Keeseville officials now have a little less than six months to present a plan for dissolution to the public, detailing how services and assets would be merged with the two towns in which the village sits, Chesterfield and AuSable.
Last month — in a 268 to 176 vote — villagers decided the municipality should dissolve.
At its regular meeting Tuesday night, the Village Board formally accepted the public vote, which initiated the 180-day deadline set by law for a formal plan to be presented to the public.
About 20 village residents turned out to learn more about the vote’s impact, and it was evident by their concerns that the move toward dissolution remains highly controversial.
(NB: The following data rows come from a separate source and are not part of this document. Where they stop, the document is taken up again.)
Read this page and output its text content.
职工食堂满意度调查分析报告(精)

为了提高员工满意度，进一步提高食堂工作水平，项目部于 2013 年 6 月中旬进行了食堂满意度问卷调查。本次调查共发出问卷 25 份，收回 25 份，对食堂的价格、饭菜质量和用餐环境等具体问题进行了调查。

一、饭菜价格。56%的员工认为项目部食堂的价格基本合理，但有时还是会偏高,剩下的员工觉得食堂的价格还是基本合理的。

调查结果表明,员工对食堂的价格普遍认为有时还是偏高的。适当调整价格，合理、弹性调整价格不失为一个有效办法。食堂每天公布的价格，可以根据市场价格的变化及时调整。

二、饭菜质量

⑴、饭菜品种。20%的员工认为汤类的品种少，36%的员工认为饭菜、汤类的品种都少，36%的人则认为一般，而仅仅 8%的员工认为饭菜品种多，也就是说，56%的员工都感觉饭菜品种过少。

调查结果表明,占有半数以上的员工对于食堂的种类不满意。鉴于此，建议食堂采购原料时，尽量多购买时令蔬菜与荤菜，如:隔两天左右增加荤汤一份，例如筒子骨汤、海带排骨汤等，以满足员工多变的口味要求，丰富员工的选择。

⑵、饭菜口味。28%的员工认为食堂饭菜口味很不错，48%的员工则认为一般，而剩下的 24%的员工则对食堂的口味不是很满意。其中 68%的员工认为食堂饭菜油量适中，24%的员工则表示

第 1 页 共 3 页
Early last year, the village used a state grant to work with a consulting firm and committee of villagers to look into the issue, a process that ended with the drafting of a dissolution plan.
With dissolution now a distinct reality, Mayor Dale Holderman said officials must now review the recommended plan and present their final assessment to the public.
The plan would then be subject to permissive referendum, meaning villagers could petition the Village Board to trigger another public vote and potentially stop the process.
The 180 days gives officials an opportunity to evaluate and amend the previous plan submitted, and some supporters now worry they may adversely revise the study to make it less popular.
Holderman spoke out against that assertion Tuesday, saying, “it’s our job to present the best plan possible.”
‘VILLAGERS’ BEST INTEREST’
If no petition materializes, dissolution would become automatic.
He said officials will continue to act in the best interest of villagers and will present a final plan that best serves them, knowing there may not be petitions circulated to try to stop the process.